Here in New Zealand, savings accounts and term deposits with banks, credit unions or building societies are common low-risk cash investments. They have the lowest level of risk and produce regular, reliable income whilst protecting your initial capital and providing the additional advantage of a relatively liquid investment.
They also, however, provide the lowest returns of any asset class. You lend your money to the bank in return for regular interest payments, but tax and inflation can eat into the value of the interest you earn. It pays to shop around for the best rates.
The graph below shows historical returns and projected returns from an initial investment of $10,000 in 1993. While the simulated returns on cash investments are not high, no matter what type of investor you are or your attitude to risk, all portfolios should hold some cash due to its liquidity.
By 2033 a typical outcome would fall within the green and blue areas.

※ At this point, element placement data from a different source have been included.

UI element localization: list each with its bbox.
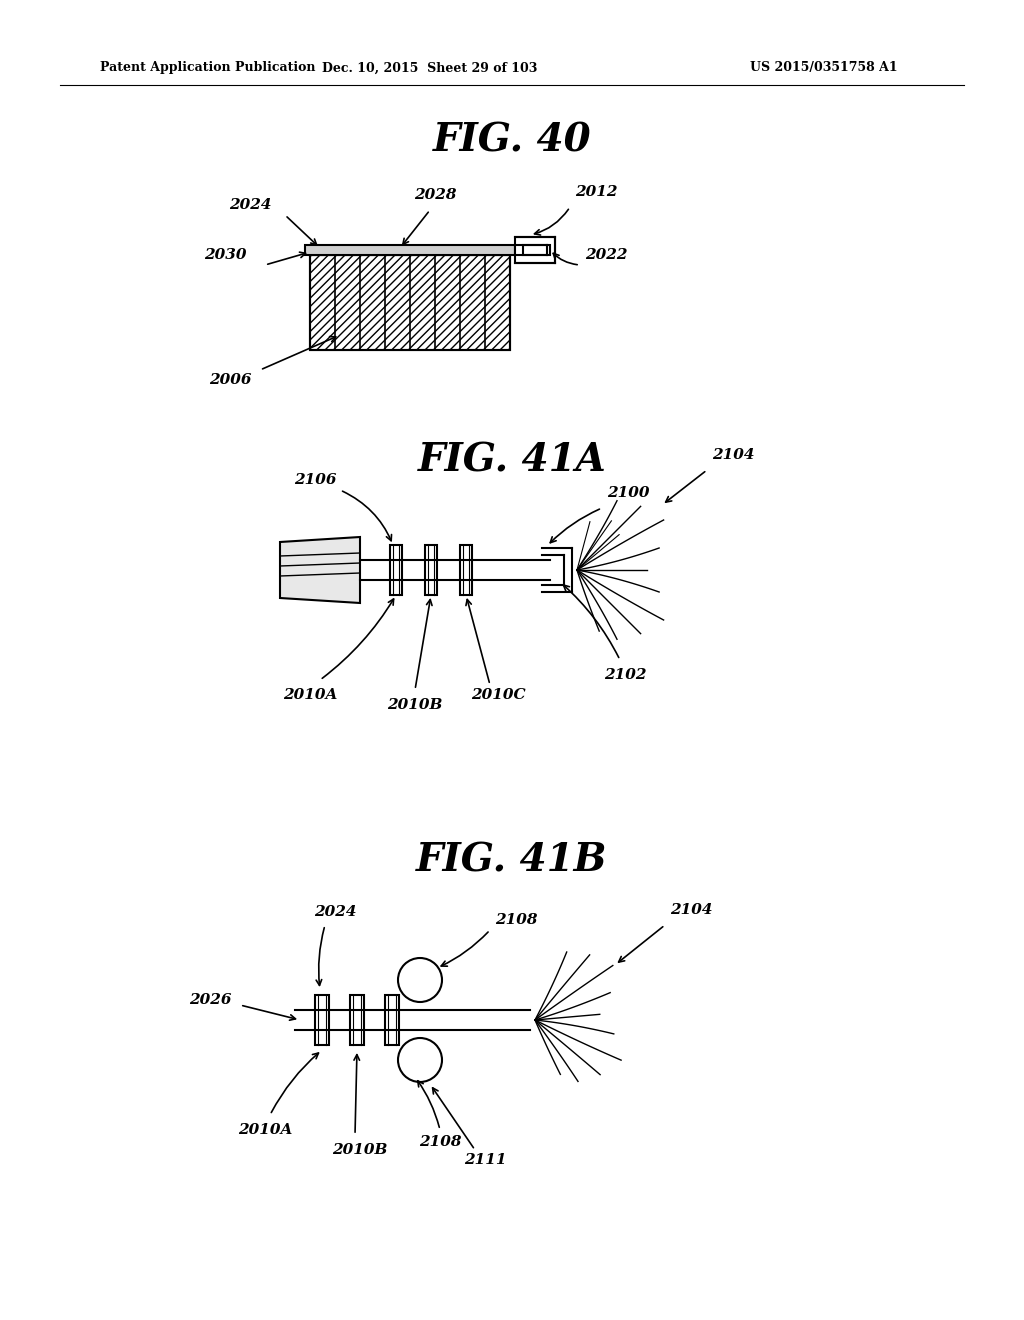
- Text: 2108: 2108: [419, 1135, 461, 1148]
- Text: 2010A: 2010A: [238, 1123, 292, 1137]
- Polygon shape: [460, 545, 472, 595]
- Polygon shape: [280, 537, 360, 603]
- Text: 2100: 2100: [607, 486, 649, 500]
- Polygon shape: [310, 255, 510, 350]
- Text: 2022: 2022: [585, 248, 628, 261]
- Text: 2010C: 2010C: [471, 688, 525, 702]
- Text: 2111: 2111: [464, 1152, 506, 1167]
- Polygon shape: [390, 545, 402, 595]
- Circle shape: [398, 958, 442, 1002]
- Text: 2104: 2104: [712, 447, 755, 462]
- Polygon shape: [523, 246, 550, 255]
- Polygon shape: [305, 246, 515, 255]
- Text: 2010B: 2010B: [333, 1143, 388, 1158]
- Text: FIG. 41A: FIG. 41A: [418, 441, 606, 479]
- Polygon shape: [315, 995, 329, 1045]
- Text: 2030: 2030: [204, 248, 246, 261]
- Text: 2024: 2024: [313, 906, 356, 919]
- Text: 2012: 2012: [575, 185, 617, 199]
- Text: 2102: 2102: [604, 668, 646, 682]
- Text: FIG. 40: FIG. 40: [433, 121, 591, 158]
- Text: Dec. 10, 2015  Sheet 29 of 103: Dec. 10, 2015 Sheet 29 of 103: [323, 62, 538, 74]
- Text: 2028: 2028: [414, 187, 457, 202]
- Text: US 2015/0351758 A1: US 2015/0351758 A1: [750, 62, 898, 74]
- Text: 2106: 2106: [294, 473, 336, 487]
- Text: Patent Application Publication: Patent Application Publication: [100, 62, 315, 74]
- Text: 2024: 2024: [228, 198, 271, 213]
- Text: 2104: 2104: [670, 903, 713, 917]
- Polygon shape: [515, 238, 555, 263]
- Text: 2006: 2006: [209, 374, 251, 387]
- Text: 2010A: 2010A: [283, 688, 337, 702]
- Polygon shape: [385, 995, 399, 1045]
- Circle shape: [398, 1038, 442, 1082]
- Polygon shape: [425, 545, 437, 595]
- Text: 2026: 2026: [188, 993, 231, 1007]
- Text: 2108: 2108: [495, 913, 538, 927]
- Polygon shape: [350, 995, 364, 1045]
- Text: 2010B: 2010B: [387, 698, 442, 711]
- Text: FIG. 41B: FIG. 41B: [416, 841, 608, 879]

Sorted's Investment planner recommends investors have between 4-10 per cent of cash assets. More aggressive investors who are happy to tolerate some ups and downs in the value of their investments need only have around 4 per cent of their portfolio in cash. These investors are focusing long-term with their investment choices and don't need regular income from their investments or access to their money. The main benefit of cash in a portfolio is the liquidity it provides.
This doesn't mean there aren't other benefits as it provides a consistent, regular return to an investor, and there are situations where cash can be the best option for an investor - especially for short-term savings and emergency funds. Think about your financial and investment goals and then work out what role cash can play in your portfolio. Then talk to your bank to find out what they can offer.